John COVINGTON, Appellant, v. STATE of New York, Respondent.
Appeal from a judgment of the Court of Claims (Collins, J.), entered July 20, 2007, upon a dismissal of the claim at the close of proof.
Claimant, an inmate at Great Meadow Correctional Facility in Washington County, commenced this action in September 2005 claiming damages he allegedly sustained as the result of a mouse bite on his left big toe. Following the close of proof in a trial on the matter, the Court of Claims granted defendant's motion to dismiss. Claimant appeals and we affirm.

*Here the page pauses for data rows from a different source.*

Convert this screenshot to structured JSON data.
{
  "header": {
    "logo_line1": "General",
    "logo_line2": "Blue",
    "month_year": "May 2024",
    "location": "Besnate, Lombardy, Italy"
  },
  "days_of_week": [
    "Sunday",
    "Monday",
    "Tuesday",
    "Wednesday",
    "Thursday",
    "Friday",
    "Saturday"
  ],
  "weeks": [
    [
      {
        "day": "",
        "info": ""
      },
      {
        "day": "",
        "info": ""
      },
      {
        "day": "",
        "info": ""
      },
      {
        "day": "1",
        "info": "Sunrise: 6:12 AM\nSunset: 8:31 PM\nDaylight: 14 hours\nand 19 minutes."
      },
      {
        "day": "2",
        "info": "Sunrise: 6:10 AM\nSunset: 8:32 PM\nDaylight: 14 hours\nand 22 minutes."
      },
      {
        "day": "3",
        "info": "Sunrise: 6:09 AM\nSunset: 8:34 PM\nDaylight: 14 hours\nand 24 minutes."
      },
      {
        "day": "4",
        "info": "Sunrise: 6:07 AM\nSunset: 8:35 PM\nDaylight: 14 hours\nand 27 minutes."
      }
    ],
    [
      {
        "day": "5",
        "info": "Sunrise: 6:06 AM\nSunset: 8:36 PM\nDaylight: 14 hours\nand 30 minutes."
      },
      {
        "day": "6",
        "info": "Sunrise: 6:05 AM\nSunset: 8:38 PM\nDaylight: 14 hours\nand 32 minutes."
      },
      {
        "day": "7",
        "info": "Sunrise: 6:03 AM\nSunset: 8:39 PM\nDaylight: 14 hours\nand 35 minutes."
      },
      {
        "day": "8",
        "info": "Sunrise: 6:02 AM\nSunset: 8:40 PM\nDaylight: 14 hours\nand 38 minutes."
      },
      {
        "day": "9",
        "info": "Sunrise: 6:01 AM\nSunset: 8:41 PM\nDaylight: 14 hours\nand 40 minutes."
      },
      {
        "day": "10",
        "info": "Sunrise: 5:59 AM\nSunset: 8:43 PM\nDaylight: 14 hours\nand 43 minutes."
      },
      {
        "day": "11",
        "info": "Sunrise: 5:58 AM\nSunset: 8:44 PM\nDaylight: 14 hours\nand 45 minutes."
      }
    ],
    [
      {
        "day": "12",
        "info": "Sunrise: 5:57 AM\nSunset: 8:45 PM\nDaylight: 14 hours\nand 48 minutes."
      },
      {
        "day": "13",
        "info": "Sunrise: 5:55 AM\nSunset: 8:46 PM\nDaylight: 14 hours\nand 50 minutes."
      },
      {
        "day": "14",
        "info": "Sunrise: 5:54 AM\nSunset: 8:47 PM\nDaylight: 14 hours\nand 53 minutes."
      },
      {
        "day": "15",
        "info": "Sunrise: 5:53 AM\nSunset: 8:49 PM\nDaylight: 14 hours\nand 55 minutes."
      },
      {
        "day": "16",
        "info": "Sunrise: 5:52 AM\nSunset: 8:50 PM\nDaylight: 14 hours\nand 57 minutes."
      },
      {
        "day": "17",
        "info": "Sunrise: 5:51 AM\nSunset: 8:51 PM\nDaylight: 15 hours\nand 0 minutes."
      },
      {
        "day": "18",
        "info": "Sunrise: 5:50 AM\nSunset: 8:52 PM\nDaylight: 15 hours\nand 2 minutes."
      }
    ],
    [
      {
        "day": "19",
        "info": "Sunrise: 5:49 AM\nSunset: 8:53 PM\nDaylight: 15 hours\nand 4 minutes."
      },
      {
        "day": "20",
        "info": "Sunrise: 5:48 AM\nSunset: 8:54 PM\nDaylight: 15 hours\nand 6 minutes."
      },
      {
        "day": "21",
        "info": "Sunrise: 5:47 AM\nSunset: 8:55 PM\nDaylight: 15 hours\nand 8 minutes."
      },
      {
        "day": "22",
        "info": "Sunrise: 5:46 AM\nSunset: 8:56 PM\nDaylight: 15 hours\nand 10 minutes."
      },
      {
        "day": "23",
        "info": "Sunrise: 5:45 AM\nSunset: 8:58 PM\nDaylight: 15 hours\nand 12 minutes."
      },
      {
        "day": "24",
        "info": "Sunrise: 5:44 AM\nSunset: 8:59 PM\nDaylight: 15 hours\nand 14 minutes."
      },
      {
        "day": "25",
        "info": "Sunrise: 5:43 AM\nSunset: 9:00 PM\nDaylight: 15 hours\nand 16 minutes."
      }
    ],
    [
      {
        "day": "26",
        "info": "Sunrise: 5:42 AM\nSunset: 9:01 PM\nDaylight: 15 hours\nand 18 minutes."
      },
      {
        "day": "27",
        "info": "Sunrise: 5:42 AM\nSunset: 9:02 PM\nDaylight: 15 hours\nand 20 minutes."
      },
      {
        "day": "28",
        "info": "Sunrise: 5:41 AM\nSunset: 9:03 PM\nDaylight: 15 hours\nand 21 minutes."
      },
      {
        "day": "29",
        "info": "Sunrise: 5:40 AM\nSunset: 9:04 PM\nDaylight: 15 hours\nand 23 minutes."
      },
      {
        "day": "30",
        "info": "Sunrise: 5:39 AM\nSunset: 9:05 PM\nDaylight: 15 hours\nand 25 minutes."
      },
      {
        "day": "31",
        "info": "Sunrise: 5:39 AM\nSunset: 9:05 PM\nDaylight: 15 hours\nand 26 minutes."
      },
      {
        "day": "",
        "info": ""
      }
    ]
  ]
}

While defendant is not an insurer against every injury that might occur on its property, it bears a duty to maintain its property in a reasonably safe condition in view of all of the circumstances, including the likelihood and seriousness of a potential injury and the burden of avoiding such risk (see Preston v. State of New York, 59 N.Y.2d 997, 998, 466 N.Y.S.2d 952, 453 N.E.2d 1241 ; Bernard v. State of New York, 34 A.D.3d 1065, 1067, 824 N.Y.S.2d 481 ; Bowers v. State of New York, 241 A.D.2d 760, 760, 660 N.Y.S.2d 751 ; Condon v. State of New York, 193 A.D.2d 874, 874-875, 597 N.Y.S.2d 531  ). In contrast to claimant's claims that the cell block in which he was housed was infested with rodents, defendant presented the testimony of the plant superintendent of Great Meadow, who explained that the facility contracted with an outside exterminator who visited the facility weekly and treated all of the common areas, as well as individual cells that had been reported by inmates to have had problems. In addition, defendant submitted service reports from the pest control company from January 2005 and February 2005, just prior to claimant's alleged injury, describing the extermination procedures employed, which included the placement of glue boards in claimant's cell block for the purpose of catching mice. Thus, we find ample evidence in the record to support the Court of Claims' determination that claimant failed to prove that defendant was negligent (see Bowers v. State of New York, 241 A.D.2d at 761, 660 N.Y.S.2d 751).
We have examined claimant's remaining claims and find them to be without merit.
ORDERED that the judgment is affirmed, without costs.
CARDONA, P.J., CARPINELLO, KANE and KAVANAGH, JJ., concur.